The second effect of the velocity sensitivity is a reduction in the signal intensity from vessels flowing in the read direction by phase cancellation through a flow profile. For example, laminar flow through a circular pipe lying within the selected slice has a flow profile which is parabolic. The maximum flow velocity is at the center of the pipe, while the flow velocity is zero at the boundary with the wall. When the pipe and the fluid flowing therein is imaged through a longitudinal slice, one resultant resonance signal represents the projection or integral of the signal components from columns of incremental volume elements extending across the pipe. The component from each incremental volume element has the same intensity but each has a phase which is proportional to the local velocity. Summing or projecting the phases in the column across the pipe sums components from incremental volume elements which have the generally parabolic range of velocities. This summation of signal components across the pipe leads to signal attenuation by phase cancellation. As the phase sensitivity to velocity increases, the phase cancellation becomes greater. In a typical spin-echo sequence which is imaging velocities in the read direction above 15 centimeters per second, attenuations of over 75% have been encountered. In actual measurement of blood flow, the attentuation is lower attributable to the non-Newtonian nature of blood. Blood travels through the body with a flow which approximates plug flow more closely than laminar flow.
Another disadvantage of spin-echo sequences for blood measurement arises from the use of a single 180 degree pulse within each cycle of the sequence.

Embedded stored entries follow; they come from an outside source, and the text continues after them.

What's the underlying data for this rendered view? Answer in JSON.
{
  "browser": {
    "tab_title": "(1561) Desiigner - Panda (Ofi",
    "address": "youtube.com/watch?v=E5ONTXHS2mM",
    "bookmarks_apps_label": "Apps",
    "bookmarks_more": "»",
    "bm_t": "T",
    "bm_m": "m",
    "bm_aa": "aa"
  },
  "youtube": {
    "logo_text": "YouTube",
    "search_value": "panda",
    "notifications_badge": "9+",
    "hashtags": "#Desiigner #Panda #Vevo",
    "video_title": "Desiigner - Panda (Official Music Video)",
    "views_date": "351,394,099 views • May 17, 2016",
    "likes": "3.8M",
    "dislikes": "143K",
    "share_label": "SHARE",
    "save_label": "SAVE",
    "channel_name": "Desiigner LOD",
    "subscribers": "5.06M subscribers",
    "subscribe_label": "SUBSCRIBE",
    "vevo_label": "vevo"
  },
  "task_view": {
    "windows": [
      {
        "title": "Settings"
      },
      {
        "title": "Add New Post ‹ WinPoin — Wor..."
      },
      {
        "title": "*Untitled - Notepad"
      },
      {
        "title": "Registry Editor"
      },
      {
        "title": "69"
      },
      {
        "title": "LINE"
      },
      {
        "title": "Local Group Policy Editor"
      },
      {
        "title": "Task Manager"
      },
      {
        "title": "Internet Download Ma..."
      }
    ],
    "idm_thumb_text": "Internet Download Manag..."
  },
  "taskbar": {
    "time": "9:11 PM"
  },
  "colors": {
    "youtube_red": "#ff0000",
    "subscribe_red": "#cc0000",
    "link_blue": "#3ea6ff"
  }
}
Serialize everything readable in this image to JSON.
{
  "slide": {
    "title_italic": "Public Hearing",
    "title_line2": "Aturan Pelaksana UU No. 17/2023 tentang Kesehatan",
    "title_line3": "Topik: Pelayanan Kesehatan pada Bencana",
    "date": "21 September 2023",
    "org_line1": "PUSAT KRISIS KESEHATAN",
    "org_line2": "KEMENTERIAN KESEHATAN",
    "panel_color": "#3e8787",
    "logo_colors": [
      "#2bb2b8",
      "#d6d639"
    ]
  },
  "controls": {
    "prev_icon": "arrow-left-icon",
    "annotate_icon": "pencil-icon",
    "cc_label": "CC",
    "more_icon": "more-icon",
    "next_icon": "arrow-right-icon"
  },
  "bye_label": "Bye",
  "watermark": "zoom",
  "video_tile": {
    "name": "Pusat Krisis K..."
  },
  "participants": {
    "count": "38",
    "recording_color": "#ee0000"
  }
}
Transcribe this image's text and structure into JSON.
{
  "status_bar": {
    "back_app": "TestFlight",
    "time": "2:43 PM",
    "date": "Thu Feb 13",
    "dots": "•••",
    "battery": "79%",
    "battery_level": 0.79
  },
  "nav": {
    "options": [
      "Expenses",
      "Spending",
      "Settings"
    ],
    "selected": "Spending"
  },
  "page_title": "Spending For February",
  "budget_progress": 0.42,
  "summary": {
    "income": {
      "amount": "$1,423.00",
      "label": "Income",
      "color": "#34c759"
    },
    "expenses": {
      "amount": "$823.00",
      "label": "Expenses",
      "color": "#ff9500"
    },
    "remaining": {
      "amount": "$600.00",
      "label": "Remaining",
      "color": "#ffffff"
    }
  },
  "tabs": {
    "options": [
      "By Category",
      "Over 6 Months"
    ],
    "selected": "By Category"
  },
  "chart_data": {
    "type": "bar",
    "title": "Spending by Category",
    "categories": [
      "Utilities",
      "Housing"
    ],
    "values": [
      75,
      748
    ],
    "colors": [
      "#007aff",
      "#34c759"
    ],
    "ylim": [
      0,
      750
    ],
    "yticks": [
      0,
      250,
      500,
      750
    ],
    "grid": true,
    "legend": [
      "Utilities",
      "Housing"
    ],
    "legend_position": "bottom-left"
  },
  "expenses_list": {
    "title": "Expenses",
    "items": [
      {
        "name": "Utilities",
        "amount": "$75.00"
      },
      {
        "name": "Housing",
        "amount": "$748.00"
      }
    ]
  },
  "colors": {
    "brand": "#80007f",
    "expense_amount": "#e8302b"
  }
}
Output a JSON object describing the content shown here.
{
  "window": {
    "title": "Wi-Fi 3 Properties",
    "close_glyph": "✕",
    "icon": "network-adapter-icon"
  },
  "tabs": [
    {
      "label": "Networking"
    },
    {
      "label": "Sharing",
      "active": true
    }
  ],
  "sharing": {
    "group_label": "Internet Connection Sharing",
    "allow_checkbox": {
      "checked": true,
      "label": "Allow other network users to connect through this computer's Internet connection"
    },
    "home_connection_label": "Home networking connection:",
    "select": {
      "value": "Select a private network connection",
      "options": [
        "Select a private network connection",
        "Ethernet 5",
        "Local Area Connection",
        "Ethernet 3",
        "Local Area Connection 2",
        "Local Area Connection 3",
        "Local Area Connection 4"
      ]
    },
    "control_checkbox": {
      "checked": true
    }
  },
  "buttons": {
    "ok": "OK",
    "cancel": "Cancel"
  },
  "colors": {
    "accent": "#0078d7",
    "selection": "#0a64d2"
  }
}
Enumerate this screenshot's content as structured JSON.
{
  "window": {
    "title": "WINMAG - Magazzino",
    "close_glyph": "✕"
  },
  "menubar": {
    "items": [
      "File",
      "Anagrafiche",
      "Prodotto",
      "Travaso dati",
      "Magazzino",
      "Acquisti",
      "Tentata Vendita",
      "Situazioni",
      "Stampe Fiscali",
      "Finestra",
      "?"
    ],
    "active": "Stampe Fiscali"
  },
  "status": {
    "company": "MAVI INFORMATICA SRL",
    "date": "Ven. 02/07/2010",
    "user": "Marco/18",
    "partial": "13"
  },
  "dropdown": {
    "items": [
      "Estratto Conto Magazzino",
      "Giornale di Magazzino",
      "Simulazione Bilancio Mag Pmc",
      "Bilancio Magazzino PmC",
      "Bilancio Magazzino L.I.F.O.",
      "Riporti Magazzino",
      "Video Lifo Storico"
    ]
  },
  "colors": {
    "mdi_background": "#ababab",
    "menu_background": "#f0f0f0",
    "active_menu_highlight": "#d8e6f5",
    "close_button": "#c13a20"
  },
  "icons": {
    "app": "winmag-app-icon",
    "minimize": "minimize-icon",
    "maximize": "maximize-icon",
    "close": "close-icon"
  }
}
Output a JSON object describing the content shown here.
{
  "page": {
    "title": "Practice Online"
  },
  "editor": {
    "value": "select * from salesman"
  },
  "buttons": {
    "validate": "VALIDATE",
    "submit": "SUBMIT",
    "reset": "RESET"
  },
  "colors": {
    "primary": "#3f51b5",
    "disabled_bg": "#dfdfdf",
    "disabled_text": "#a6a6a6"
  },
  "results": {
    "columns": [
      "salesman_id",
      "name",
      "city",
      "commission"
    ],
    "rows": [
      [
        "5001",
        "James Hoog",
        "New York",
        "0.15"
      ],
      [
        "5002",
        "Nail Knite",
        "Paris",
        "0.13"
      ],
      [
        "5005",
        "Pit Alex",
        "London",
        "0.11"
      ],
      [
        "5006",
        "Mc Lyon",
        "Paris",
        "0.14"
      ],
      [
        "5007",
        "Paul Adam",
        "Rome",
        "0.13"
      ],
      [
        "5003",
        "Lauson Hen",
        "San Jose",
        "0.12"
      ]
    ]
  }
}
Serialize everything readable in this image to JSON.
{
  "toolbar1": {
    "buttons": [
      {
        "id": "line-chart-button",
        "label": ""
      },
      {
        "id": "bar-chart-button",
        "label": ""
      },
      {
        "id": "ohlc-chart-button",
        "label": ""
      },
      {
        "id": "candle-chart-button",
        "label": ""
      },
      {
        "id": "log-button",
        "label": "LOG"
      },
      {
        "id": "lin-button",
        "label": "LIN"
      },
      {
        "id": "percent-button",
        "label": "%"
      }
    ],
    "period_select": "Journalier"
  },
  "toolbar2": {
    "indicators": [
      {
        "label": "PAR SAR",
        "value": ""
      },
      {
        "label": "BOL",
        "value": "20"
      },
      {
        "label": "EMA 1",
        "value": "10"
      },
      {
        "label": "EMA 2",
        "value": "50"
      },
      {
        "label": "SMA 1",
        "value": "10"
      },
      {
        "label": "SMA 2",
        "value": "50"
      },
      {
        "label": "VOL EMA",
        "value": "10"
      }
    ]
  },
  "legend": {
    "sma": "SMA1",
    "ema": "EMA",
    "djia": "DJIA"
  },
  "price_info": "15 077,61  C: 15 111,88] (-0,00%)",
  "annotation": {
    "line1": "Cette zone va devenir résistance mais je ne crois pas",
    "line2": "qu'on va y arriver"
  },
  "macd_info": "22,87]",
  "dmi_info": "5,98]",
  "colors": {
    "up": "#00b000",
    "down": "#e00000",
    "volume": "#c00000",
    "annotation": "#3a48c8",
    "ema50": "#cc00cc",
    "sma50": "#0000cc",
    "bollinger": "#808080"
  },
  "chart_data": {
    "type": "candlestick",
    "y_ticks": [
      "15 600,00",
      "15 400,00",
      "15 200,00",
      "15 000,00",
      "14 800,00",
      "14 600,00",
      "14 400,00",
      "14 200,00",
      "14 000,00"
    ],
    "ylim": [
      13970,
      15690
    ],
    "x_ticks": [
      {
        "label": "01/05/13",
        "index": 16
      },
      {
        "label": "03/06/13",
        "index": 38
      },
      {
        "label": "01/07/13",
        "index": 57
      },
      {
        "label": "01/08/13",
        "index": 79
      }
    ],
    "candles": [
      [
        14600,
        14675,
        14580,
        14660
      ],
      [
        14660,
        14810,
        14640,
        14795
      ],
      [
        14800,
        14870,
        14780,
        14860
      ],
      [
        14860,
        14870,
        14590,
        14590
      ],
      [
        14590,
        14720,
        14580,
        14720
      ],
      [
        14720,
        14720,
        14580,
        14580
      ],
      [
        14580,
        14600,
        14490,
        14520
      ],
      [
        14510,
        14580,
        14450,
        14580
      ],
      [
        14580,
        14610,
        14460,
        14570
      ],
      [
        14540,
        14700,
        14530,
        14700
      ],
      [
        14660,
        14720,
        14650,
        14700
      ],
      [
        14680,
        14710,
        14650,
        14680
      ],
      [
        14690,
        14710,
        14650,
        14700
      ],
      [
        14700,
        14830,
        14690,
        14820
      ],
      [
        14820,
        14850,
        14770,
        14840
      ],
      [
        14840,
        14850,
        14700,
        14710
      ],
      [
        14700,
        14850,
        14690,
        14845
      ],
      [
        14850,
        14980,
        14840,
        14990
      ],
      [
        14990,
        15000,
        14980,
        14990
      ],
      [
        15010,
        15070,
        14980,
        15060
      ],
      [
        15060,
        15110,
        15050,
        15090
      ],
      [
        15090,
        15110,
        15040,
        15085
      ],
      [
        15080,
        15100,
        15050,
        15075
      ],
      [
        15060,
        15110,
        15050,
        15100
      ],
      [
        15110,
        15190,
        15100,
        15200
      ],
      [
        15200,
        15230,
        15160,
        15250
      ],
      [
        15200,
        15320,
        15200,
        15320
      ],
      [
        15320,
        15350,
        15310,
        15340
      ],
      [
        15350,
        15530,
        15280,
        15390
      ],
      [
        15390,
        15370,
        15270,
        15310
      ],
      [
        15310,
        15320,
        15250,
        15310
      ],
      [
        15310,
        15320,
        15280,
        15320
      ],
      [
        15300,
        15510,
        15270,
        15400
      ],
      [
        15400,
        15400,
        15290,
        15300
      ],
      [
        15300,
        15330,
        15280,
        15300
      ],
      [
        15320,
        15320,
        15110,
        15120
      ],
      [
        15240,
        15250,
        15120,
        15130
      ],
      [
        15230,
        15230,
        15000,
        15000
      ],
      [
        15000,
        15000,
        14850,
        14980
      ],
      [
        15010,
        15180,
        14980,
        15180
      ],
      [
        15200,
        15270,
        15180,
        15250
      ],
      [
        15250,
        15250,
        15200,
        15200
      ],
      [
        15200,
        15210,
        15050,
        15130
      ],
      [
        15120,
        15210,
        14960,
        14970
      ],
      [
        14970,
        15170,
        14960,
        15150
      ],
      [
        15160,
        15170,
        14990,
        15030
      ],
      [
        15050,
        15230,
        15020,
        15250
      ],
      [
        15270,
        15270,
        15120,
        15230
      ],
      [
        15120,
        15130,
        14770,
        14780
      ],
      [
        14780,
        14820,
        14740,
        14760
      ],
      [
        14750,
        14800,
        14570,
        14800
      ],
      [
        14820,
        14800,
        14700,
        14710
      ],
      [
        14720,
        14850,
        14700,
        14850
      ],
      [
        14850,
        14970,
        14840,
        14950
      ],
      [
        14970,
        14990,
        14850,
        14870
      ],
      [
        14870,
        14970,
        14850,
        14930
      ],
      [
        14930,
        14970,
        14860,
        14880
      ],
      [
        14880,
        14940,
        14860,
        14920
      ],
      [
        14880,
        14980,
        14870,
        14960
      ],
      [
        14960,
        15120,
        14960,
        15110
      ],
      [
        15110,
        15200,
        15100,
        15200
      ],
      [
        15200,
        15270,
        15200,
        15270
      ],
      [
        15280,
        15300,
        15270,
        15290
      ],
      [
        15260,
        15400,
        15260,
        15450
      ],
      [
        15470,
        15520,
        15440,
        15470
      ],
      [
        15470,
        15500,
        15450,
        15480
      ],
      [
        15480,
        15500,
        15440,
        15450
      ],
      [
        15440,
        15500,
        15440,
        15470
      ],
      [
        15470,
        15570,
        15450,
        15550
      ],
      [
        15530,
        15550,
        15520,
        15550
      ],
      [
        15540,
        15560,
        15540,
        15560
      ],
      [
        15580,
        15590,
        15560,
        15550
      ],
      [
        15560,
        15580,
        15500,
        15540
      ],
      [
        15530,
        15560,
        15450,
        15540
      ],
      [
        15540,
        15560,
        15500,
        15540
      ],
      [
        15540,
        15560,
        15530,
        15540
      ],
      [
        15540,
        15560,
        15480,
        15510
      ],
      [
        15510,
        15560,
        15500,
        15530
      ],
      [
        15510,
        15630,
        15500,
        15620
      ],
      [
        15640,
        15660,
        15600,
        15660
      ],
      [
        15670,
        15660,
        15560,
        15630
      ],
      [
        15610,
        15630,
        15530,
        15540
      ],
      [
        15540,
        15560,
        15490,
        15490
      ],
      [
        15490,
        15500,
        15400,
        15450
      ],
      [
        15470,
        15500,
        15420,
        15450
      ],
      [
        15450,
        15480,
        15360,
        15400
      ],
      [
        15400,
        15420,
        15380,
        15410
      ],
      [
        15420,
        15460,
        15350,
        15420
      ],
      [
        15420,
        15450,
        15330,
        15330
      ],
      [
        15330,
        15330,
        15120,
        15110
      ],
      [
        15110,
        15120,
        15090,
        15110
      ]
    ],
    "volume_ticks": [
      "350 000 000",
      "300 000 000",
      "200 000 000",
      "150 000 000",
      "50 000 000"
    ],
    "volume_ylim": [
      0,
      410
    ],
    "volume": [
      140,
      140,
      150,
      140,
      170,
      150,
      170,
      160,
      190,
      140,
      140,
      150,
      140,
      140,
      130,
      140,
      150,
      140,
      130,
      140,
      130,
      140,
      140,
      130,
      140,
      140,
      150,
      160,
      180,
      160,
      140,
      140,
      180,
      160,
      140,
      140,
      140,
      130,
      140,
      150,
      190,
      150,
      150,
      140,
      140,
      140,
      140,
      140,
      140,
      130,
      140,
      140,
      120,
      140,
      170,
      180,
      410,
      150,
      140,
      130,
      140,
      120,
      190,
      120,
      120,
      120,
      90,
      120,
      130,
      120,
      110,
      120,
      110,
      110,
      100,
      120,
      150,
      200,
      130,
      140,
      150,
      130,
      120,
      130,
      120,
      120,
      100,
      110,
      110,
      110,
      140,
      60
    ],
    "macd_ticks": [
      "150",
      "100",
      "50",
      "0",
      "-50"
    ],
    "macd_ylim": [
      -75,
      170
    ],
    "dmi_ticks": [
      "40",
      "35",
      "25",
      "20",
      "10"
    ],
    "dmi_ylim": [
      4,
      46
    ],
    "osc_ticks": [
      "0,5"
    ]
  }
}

The 180 pulse generates the echo and refocuses the applied gradients as well as the static magnetic field inhomogeneity. If the refocusing pulse is slice selected, excited material flowing oblique to or perpendicular to the selected slice may move out of the selected slice in the time interval between application of the excitation and refocusing pulses. Hence, the excited material does not experience the refocusing pulse and severe signal loss is observed. However, this disadvantage may be overcome with broadband refocusing pulses which refocus excited material however it has moved since excitation.
However, broadband refocusing pulses introduce another problem in blood and other materials with relatively long relaxation times. Material outside the selected slice is subject to a series of the broadband refocusing pulses arising from repetition of the imaging sequence. This has the effect of inverting Z-magnetization at every repetition of the imaging sequence, typically at least every second. The inversion pulses then cause a progressive saturation of the material outside the slice until a semi-saturated steady state polarization is reached. When this material moves into the slice, it produces a signal proportional to this polarization. Partial saturation then produces a corresponding reduction in signal intensity. For example, when imaging blood with a 20 ms spin-echo sequence repeated every one second, the intensity is reduced approximately 45% relative to fully polarized blood.
The present invention contemplates a technique which overcomes the above referenced problems and others to map even high velocity and non-constant blood flows.